Superannuation is an important component of personal wealth growth and long-term financial planning for many Australians. By contributing to their superannuation accounts over time, individuals can accumulate a significant amount of wealth that can be used to support their retirement lifestyle. The favourable tax treatment of superannuation also means contributions made by employers and employees are taxed at a lower rate than regular income tax, making it an attractive way to save for retirement.
As superannuation balances grow, they can also be used to invest in other assets such as property, shares, and businesses, providing additional opportunities for personal wealth growth.
Government confirms plans for $3 million super cap
The Australian government will double (from 15% to 30%) the tax on superannuation balances over $3 million starting from July 1, 2023, affecting around 2,000 people. The move is aimed at reducing inequality and increasing revenue for the country, as some individuals have accumulated large superannuation balances. The tax increase has been welcomed by many as a step towards a fairer tax system, while others have criticised it for targeting successful individuals and potentially discouraging investment and entrepreneurship. The revenue raised from the tax increase will be used to fund essential services and support for those in need.
Self-managed super fund SMSF and pensions
Steps to buying property using SMSF:
First, the client needs to set up an SMSF, establish a trust deed that allows real estate investment, and ensure that the SMSF has sufficient funds to purchase the property and pay the related fees. Next, identify suitable properties and conduct thorough due diligence, including inspections, valuations, and assessments of potential rental income. Finally, negotiate the purchase price and finalize the sale and the title to the property is transferred to SMSF.
Benefits of Buying Property with SMSF:
Tax Benefits: Any rental income earned from the property is taxed at a lower rate within the SMSF(15%) than it would be outside of the fund. Capital gains from the property sale are also taxed at a lower rate if held for more than 12 months (10%) and 0% in the pension phase. Complying SMSFs are entitled to a capital gains tax (CGT) discount of one-third if the relevant asset had been owned for at least 12 months.
Control: By purchasing property through an SMSF, investors have greater control over the asset and the investment strategy.
Long-Term Investment: Property is often considered a long-term investment, which aligns with the goal of SMSFs to provide retirement income for members.
Federal Budget 2023 – super and retirement
In a positive development, the government has left the superannuation caps and limits unchanged, providing investors with much-needed certainty. The current concessional and non-concessional caps remain at $27,500 and $110,000, respectively.
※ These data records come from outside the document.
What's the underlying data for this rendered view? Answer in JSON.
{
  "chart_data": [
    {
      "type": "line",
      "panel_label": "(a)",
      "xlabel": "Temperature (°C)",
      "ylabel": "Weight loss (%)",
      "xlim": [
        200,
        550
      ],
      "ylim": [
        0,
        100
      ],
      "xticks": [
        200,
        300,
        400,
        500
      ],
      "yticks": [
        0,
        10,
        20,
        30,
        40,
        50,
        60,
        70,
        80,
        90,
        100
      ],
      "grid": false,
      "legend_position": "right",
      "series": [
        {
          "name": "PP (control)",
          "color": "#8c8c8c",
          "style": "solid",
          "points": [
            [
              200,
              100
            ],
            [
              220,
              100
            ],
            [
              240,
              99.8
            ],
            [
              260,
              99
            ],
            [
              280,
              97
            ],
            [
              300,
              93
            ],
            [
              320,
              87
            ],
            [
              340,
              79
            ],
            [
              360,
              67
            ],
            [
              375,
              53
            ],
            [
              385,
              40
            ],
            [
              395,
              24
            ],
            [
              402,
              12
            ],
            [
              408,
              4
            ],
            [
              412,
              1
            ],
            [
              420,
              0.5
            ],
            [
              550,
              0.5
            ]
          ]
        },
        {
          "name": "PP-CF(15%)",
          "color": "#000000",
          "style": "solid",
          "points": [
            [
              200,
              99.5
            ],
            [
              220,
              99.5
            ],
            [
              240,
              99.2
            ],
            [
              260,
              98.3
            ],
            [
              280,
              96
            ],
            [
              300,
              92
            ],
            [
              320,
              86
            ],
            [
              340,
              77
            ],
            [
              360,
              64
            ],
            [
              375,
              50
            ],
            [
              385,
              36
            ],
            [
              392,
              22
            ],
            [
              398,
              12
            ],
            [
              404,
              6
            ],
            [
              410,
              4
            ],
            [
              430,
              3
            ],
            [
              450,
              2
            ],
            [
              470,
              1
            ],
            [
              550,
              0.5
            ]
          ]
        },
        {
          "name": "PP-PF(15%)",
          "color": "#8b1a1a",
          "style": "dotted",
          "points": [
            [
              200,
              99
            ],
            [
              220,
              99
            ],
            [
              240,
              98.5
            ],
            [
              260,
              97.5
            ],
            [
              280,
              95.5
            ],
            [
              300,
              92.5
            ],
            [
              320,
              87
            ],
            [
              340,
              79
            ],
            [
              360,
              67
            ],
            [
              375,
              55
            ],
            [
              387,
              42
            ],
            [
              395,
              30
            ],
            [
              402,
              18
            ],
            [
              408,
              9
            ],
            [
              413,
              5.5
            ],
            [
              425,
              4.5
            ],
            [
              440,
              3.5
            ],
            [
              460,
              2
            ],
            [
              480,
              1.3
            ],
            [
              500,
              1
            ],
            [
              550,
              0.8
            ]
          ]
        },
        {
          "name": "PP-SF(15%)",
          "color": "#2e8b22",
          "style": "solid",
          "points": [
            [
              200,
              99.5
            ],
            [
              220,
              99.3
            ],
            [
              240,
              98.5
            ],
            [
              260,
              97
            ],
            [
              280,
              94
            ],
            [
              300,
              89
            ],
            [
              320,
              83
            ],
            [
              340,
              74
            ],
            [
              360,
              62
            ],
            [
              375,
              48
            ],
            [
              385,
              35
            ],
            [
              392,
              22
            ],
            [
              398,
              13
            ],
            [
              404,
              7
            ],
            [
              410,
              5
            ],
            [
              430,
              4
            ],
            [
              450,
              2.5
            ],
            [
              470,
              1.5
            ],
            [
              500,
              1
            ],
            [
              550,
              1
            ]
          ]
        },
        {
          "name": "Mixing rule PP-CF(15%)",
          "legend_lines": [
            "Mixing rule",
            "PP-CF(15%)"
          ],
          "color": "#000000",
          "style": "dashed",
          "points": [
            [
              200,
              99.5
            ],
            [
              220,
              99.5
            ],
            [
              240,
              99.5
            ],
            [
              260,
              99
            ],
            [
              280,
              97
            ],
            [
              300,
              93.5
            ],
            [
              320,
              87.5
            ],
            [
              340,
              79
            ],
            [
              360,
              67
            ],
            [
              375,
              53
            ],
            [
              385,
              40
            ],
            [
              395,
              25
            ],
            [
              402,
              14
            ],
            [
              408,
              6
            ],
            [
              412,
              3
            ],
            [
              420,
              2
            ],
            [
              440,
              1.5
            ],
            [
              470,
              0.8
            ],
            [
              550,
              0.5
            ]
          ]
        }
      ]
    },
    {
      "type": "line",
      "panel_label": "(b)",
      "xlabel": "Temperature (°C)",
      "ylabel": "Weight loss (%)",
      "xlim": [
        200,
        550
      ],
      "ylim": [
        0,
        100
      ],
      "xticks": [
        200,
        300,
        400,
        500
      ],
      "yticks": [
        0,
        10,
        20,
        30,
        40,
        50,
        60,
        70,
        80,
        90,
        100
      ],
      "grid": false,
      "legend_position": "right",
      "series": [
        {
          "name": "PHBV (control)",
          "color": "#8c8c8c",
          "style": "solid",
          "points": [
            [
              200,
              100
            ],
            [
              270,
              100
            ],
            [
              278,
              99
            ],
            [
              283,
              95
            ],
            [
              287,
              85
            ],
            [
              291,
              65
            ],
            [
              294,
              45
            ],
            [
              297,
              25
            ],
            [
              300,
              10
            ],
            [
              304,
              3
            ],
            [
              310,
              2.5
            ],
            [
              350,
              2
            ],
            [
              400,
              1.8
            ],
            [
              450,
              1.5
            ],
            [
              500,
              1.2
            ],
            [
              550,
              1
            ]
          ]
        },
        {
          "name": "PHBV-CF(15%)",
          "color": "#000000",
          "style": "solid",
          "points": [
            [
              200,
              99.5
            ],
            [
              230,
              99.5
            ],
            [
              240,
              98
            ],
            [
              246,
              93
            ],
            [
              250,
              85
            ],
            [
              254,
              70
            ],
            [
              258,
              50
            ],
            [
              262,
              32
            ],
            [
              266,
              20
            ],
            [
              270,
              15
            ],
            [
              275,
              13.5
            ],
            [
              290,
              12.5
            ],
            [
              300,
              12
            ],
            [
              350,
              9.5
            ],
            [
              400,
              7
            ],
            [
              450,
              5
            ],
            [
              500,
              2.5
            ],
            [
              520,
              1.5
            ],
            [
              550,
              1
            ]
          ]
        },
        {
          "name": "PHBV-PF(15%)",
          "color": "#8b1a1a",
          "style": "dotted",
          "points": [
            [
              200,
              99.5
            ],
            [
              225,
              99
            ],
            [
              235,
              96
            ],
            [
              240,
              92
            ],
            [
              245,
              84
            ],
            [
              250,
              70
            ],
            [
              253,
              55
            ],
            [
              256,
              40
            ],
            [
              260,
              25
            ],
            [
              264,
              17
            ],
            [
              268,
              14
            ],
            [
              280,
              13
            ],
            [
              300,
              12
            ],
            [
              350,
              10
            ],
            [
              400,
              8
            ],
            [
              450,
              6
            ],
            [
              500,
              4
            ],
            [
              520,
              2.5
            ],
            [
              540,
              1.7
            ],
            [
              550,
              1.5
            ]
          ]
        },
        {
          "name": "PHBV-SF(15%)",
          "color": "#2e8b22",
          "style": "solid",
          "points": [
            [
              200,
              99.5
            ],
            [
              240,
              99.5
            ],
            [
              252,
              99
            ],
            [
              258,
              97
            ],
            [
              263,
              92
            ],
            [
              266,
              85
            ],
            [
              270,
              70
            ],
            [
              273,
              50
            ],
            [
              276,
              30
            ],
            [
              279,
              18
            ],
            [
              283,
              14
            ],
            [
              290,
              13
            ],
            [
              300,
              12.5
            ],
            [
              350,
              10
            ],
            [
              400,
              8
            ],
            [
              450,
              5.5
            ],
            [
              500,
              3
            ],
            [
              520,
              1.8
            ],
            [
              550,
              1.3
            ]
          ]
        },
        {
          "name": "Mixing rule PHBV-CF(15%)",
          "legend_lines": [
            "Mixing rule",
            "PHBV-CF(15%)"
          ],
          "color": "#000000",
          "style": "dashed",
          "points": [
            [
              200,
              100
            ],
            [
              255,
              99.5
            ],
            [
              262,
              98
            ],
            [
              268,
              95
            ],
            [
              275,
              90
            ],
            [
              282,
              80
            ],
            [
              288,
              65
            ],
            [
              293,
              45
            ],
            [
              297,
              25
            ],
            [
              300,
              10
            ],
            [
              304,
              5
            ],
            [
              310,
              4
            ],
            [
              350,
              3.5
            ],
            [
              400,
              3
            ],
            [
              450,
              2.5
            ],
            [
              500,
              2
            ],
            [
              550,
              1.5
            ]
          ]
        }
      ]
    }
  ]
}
The total superannuation balance (TSB) cap of $1.7 million remains unadjusted, but it will likely increase to $1.9 million from 1 July 2023 due to indexation.
The government has also confirmed that it will lower the minimum eligibility age for making superannuation downsizer contributions from 60 to 55, allowing individuals aged 55 or over to make an additional non-concessional contribution of up to $300,000 from the proceeds of selling their main residence. The reduced age limit will apply from 1 January 2023. Downsizing will also be incentivized by extending the exemption from the asset test for sale proceeds from 12 to 24 months and applying only the lower deeming rate for income test purposes during this period.